Au début des années 1920, le Parti social-démocrate autrichien connaît un fort rayonnement international grâce à la conquête de la municipalité de Vienne. « Vienne la Rouge » devient en effet la première mégalopole « socialiste » hors d’URSS et suscite une incontestable fascination. Elle met en place un des premiers systèmes au monde d’impôts redistributifs à l’échelle municipale et lance un ambitieux plan de constructions de logements [1]. Le parti cultive parallèlement une critique des éléments les plus « droitiers » de la social-démocratie internationale tout en montrant une certaine indulgence à l’égard de la révolution « par en haut » stalinienne. Le nouveau programme de Linz de 1926 adopté par la social-démocratie n’hésite pas à mettre au centre de son programme la « dictature du prolétariat ». Le parti autrichien, qui disposait d’une aura particulière à propos des questions de nationalités avant la guerre, perpétue sa singularité. Revanche de l’histoire : la ville à qui l’on avait refusé la direction du mouvement ouvrier germanophone en 1869, et qui aurait dû accueillir le grand congrès de l’Internationale de 1914, devient enfin une vitrine internationale du socialisme. Mais, relativement isolée à l’échelle du pays, « Vienne la rouge » allait être brutalement rayée de la carte en quelques jours, en février 1934, par le coup de force austro-fasciste. Quatre ans plus tard, les nazis entreront triomphalement dans Vienne.
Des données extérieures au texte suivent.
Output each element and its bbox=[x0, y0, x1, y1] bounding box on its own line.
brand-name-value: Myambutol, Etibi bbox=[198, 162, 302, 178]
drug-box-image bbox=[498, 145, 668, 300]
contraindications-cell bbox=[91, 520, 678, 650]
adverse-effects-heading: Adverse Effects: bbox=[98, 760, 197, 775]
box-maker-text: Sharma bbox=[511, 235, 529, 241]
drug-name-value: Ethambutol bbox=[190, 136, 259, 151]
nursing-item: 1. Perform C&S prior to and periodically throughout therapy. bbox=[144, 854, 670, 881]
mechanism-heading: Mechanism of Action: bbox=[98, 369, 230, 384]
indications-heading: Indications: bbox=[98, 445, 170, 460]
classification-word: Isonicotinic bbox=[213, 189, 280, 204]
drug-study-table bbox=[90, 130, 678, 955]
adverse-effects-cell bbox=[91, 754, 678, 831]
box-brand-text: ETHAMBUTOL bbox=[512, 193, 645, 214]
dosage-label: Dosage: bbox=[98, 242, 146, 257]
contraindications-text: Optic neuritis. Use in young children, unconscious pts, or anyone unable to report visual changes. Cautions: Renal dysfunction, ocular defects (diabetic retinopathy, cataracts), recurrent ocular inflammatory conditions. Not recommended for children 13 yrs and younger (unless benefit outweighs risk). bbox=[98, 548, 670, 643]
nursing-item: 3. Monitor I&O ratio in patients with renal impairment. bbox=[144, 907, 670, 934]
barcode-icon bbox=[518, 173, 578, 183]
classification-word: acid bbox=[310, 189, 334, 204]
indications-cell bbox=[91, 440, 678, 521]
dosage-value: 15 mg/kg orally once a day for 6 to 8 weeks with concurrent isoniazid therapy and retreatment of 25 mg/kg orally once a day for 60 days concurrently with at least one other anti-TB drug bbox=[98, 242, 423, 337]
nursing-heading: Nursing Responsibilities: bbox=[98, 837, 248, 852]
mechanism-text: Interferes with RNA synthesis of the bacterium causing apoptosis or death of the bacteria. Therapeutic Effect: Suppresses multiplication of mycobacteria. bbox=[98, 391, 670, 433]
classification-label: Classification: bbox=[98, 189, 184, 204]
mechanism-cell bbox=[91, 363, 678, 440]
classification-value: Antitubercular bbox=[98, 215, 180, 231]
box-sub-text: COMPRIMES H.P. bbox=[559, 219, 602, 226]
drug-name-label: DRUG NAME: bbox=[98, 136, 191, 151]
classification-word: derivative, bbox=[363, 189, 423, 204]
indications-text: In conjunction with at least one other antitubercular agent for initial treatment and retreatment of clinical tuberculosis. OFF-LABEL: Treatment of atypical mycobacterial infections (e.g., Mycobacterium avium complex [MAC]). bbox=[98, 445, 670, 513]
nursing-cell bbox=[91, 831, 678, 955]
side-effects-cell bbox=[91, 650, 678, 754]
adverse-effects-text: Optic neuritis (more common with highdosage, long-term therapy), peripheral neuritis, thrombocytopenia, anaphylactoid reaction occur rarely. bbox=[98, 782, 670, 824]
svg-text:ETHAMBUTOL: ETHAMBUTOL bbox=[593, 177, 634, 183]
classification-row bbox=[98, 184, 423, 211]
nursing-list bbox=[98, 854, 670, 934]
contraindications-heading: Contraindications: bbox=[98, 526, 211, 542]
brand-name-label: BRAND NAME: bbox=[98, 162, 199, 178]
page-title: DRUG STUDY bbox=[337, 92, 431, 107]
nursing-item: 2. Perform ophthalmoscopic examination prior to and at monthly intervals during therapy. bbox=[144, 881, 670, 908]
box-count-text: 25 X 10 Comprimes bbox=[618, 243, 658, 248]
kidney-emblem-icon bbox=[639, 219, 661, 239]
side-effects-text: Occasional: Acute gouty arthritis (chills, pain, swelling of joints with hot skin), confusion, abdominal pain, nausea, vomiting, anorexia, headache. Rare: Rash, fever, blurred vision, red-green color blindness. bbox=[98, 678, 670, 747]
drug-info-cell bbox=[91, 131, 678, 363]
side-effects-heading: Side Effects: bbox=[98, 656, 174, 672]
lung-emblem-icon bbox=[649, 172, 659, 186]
À Berlin, le SPD des années 1920 se présente de plus en plus comme un « parti du peuple » plutôt qu’un « parti de classe » (un Volkspartei plutôt qu’un Klassenpartei), enclin à occuper les plus hautes responsabilités : Friedrich Ebert est président de la République jusqu’à sa mort en 1925. Il met largement en sourdine la rhétorique internationaliste. De son côté, le Parti communiste allemand (KPD), passée la première période d’exaltation internationaliste, connaît une nette évolution – déjà amorcée avec l’affaire Schlageter – face à la montée du nazisme. Le secrétaire général Ernst Thälmann n’hésite pas présenter le parti communiste, de plus en plus inféodé à Moscou, comme le meilleur défenseur de l’Allemagne, mobilisant une rhétorique de « libération nationale » qui provoque des réactions indignées des franges demeurées les plus internationalistes. Depuis le début des années 1920 existe en effet un courant, héritier de l’internationalisme le plus radical, structuré d’abord dans le KAPD (Kommunistische Arbeiterpartei Deutschlands, scission « gauchiste » minoritaire du KPD en 1920), puis dans une nébuleuse militante dispersée, défendant une ligne politique ouvertement « antinationale » [2]. Pour le KPD, il s’agit au contraire de ne pas abandonner la défense de l’Allemagne humiliée à l’extrême droite. Stratégie mortifère ou ultime sursaut face à Hitler ? Les historiens spécialistes de la période en débattent encore, à la lumière des nouvelles archives de Moscou depuis les années 1990-2000 [3]. Par rapport à l’avant-guerre, le contexte a profondément changé : la politique du KPD est désormais en osmose avec les directives prises par le Komintern. Difficile néanmoins de ne voir aucune filiation entre les positions du KPD et ce que Clara Zetkin (une figure d’ailleurs désormais membre du KPD dès 1919) avançait déjà avant guerre avec son « patriotisme prolétarien ». Reste qu’une telle rhétorique n’a pas suffi à freiner l’ascension du nazisme et que le sectarisme mortifère à l’égard de la social-démocratie a rendu impossible toute alternative concrète à la conception ethno-nationaliste de la nation.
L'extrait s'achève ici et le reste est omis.